Say What? Has Political Correctness Gone Too Far?

Has political correctness gone too far? Are supervisors going mute for fear of saying anything offensive? Have politically correct extremists become as narrow-minded and judgmental as the religious extremists and bigots and racists they themselves condemn?

I could not help asking myself this question last December when a visiting African asked me why it is considered offensive in the United States to wish someone a Merry Christmas. He could not fathom why this expression of good will was condemned by so many Americans and why the words Happy Holidays were considered a more appropriate greeting. We had a long talk about America as a melting pot and about Christians, Jews, Muslims, and atheists living side by side, but he still found the censure of “Merry Christmas” perplexing. As he put it, “It would not offend me if a Jewish person wished me a Happy Chaunkah.”

Derogatory, racist, misogynistic terms, without question, have no place in the workforce. However, with language forever evolving, it’s sometimes difficult for people to keep up with which terms they should and should not use. Once upon a time, Negro was an acceptable designation for an American of African descent. Later that term was considered derogatory and people were told to use the word Black instead.

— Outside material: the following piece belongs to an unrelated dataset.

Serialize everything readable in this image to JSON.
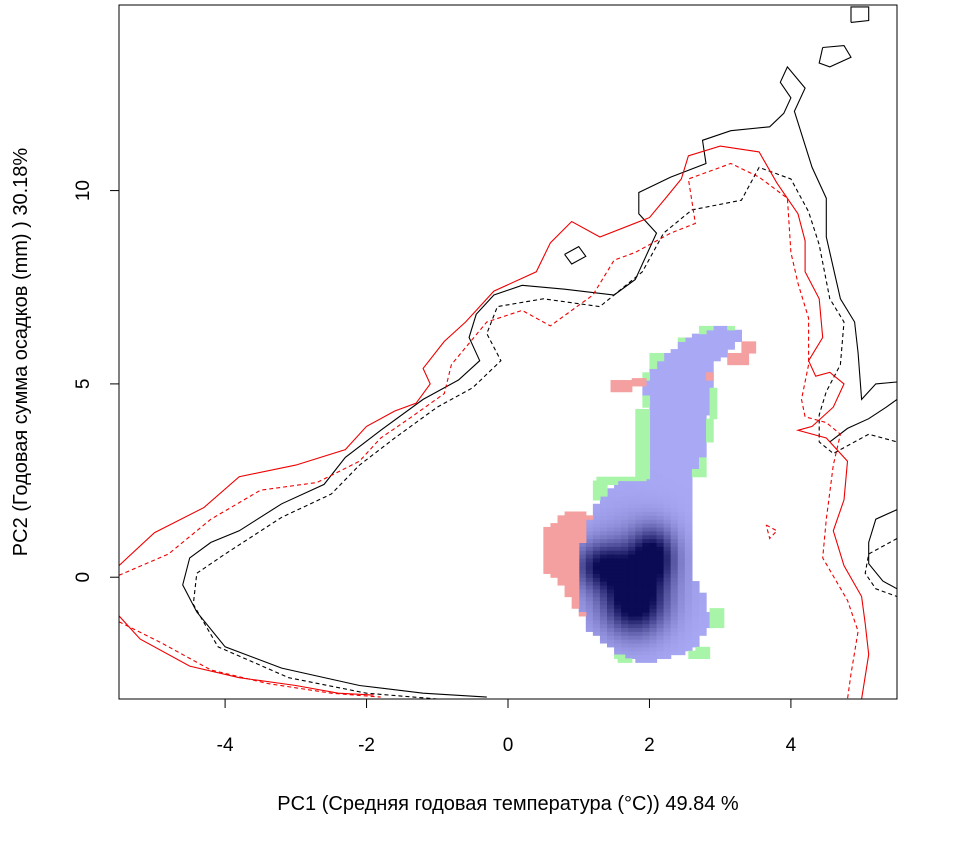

That word, in turn, has become offensive to some and has since been replaced by African American.

In some circles, the mere mention of God is considered offensive lest there be an atheist present.

In her February 2010 online article “Oops! What to Do When an Employee Says the Wrong Thing,” Rebecca Hastings talks about one of Human Resources’ latest responsibilities: coaching management on how to avoid the use of terms employees may find offensive and which might be grounds for costly lawsuits.
At the same time, Hastings acknowledges the difficulty of educating managers in the correct use of terminology when the connotations of certain words change from one day to the next. She quotes Communications Consultant Tim O’Brien’s statement that “people with disabilities currently abhor words like crippled, handicapped, mute, infirm, special and challenged.”

Special and challenged are now considered offensive. What’s left?

This issue isn’t new. In her 2008 MC-SHRM online article, “The Paralysis of Political Correctness,” Valda Boyd Ford voiced her concern about how our country’s obsession with political correctness is causing an outright paralysis in the workplace. “Today, we are awash in workplace- or business-related incidents where a casual comment, remark or question can invoke profound misunderstandings and consequences. People have grown afraid to voice their opinions and communicate honestly.”

Ford went on to describe the challenges facing executives as they, “Spend weeks and months working on every detail, speech and announcement to avoid faux pas.”

The extremes to which political correctness is taken seem to vary from coast to coast. Out in Hollywood, live award show MC’s are being carefully vetted and sit-coms sanitized of any hint of political incorrectness. Meanwhile, another type of democracy is alive and well back east where programs like Thirty Rock and Saturday Night Live do not discriminate but make fun of everyone and everything regardless of creed, race, and ethnicity.

Surely all human resources professionals will agree that there is no place for hurtful, insulting, racist, or derogatory language in our workplaces, but how do we deal with the constantly shifting sand of language and with a culture that takes political correctness too far? If it is our responsibility to coach our executives and supervisors in acceptable language, how do we balance that with their need to be able to speak openly and with confidence to their workers? And how can we promote diversity in our workforce and recognize of the inherent value of our employees’ different religious, ethnic, and national backgrounds if we’re expected to tiptoe around any and all references to Christmas and Chanukah and Cinco de Mayo and Ramadan and all the wonderful cultural contributions our workers’ varied different backgrounds have to offer?